FinancialForce: Native Integration with Salesforce
FinancialForce, which bills itself as the leading revenue management application on the Salesforce Platform, had a major presence at Dreamforce. In September, FinancialForce unveiled its Billing Central solution, calling it the only cloud application that unifies billing, revenue management, and accounting operations on the Salesforce platform, building seamless processes and providing end-to-end visibility across the customer lifecycle.
In the rev rec rat race, FinancialForce says it has a leg up because of its native integration with Salesforce, as well as Billing Central’s seamless integration with the FinancialForce ERP Suite. A recent demonstration of Billing Central showed an impressive array of configurable revenue templates and the ability to generate revenue reports across multiple dimensions. With Billing Central, FinancialForce now has partial support for the new standards, and full support comes out in early November, said Sandra Lo, senior director of public relations and analyst relations.
NetSuite: Integrated Ordering, Invoicing, and Rev Rec
Meanwhile, NetSuite, in the final stages of being acquired by Oracle, in May unveiled its SuiteBilling solution, which features unified revenue recognition, intelligent order management, customizable invoices, and other features. SuiteBilling is built into NetSuite’s core ERP system and is designed to enable businesses to adopt any business model from product-based, to time- and services-based, to usage- and subscription-based, or any combination of these.
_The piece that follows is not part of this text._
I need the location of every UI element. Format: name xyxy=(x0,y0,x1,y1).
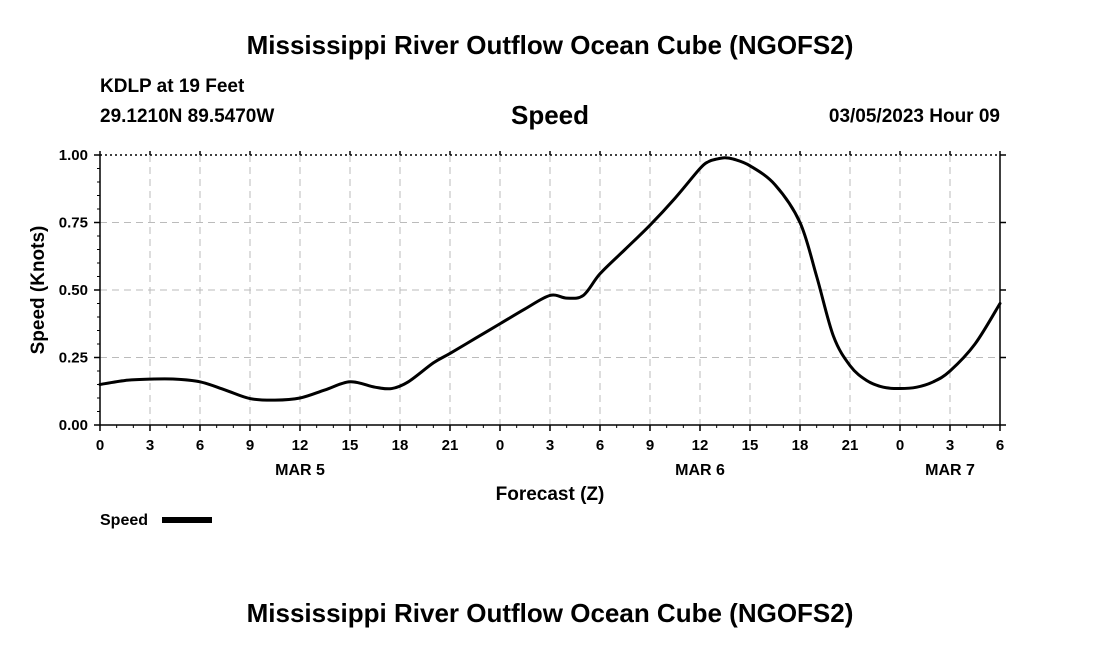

NetSuite has packed a lot of revenue recognition functionality and accounting elements into SuiteBilling, as well as into its flagship OneWorld 16 ERP system, to the point where NetSuite COO Jim McGeever boasted earlier this year that, “OneWorld 16 is the best financial system in the world. It’s the crown jewels of NetSuite.”
Expect more updates soon, because NetSuite says it is accelerating development on OneWorld.
As the hyperbole increases around revenue recognition, companies must cut through the fog and pay extra attention to how they will comply with the new regulations. With these regulation changes soon to take effect, companies in particular need to review their processes around contract creation, billing, and revenue recognition, and, where appropriate, consider the new solutions.